The cooling-off period is extended to six months if a telemarketer:

  • did not provide information about cooling-off rights
  • was in breach of any of the requirements for unsolicited consumer agreements, such as failing to provide a written copy of the agreement or not including required information in the written agreement
  • supplied products priced over $500 during the 10 business days of the cooling-off period
  • supplied services during the 10 business days of the cooling-off period, or
  • accepted or requested any payment during the cooling-off period.

If a consumer cools off or terminates

A consumer may terminate an agreement orally or in writing. The termination date is considered to be the date on which the consumer gave or sent notice.

Once a consumer has given notice to terminate an agreement the agreement is void. The notice is effective even if:

  • the consumer gave written notice, but the supplier has not received it
  • products or services supplied have been wholly or partly consumed or used.

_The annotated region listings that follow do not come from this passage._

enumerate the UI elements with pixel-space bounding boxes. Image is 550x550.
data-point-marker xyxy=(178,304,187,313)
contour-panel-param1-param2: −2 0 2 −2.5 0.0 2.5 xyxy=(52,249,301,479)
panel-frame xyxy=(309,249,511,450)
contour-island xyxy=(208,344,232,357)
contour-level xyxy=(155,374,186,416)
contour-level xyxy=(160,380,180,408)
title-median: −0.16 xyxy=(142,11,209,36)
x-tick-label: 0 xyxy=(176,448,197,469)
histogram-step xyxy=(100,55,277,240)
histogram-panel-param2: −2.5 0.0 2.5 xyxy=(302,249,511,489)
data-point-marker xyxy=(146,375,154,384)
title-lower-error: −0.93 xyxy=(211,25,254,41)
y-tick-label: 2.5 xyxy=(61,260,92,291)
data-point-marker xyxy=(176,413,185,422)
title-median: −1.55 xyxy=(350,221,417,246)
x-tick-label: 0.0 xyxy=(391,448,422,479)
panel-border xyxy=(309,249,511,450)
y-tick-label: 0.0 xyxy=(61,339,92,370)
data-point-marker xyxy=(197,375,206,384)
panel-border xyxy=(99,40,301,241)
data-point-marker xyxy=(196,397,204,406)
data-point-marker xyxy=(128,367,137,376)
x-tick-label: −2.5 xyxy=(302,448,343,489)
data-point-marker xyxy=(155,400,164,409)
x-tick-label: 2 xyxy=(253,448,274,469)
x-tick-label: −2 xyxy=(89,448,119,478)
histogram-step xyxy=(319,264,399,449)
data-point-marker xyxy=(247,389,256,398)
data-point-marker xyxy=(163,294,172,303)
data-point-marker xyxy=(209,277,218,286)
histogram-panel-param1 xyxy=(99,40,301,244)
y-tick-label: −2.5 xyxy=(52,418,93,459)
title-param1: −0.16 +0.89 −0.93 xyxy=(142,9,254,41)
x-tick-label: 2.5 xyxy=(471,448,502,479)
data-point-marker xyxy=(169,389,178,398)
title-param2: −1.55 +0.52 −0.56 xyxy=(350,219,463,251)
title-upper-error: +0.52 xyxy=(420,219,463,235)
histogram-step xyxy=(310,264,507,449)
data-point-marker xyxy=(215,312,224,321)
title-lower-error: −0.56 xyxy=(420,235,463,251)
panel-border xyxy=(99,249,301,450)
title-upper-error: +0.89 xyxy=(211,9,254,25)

A consumer can use the cancellation notice template near the end of the Australian Competition and Consumer Commission’s guide to door-to-door sales (PDF, 3.65MB).

A consumer who cancels an unsolicited agreement also has responsibilities - these are set out on our Rejecting and returning products page.

Related contracts

If a consumer cancels a telemarketing agreement, then any related contract or instrument is also effectively cancelled.

For products bought on credit or finance, it is the supplier's responsibility to contact the credit provider and arrange for cancellation. For more information, visit the Australian Securities and Investments Commission (ASIC) website.

Supplier obligations on cooling off

When a consumer cools off, the supplier must promptly return or refund any money paid under the agreement or related contract.

A supplier cannot:

  • take action against the consumer to recover any payments allegedly owed under the agreement
  • place, or threaten to place, the consumer's name on a list of defaulters or debtors.

What happens to the products or services after a consumer cools off?

The consumer must (within a reasonable time) return any products that have not been consumed or tell the supplier where to collect them. If the supplier does not collect the products within 30 days once notice has been given, the consumer can keep them.

When the agreement is terminated after the cooling-off period:

  • if a service has already been provided, the consumer may have to pay for the service as it cannot be 'undone' once it has been provided
  • if the consumer has not taken reasonable care of any products provided to them during that period, the supplier can seek compensation for depreciated value, or for any damage to the products.

The consumer does not have to pay compensation for normal use of the products, or circumstances beyond the consumer's control.

Do Not Call Register

To avoid telemarketers, you can register your phone number with the Federal Government’s Do Not Call Register. You can also lodge a complaint about telemarketing calls.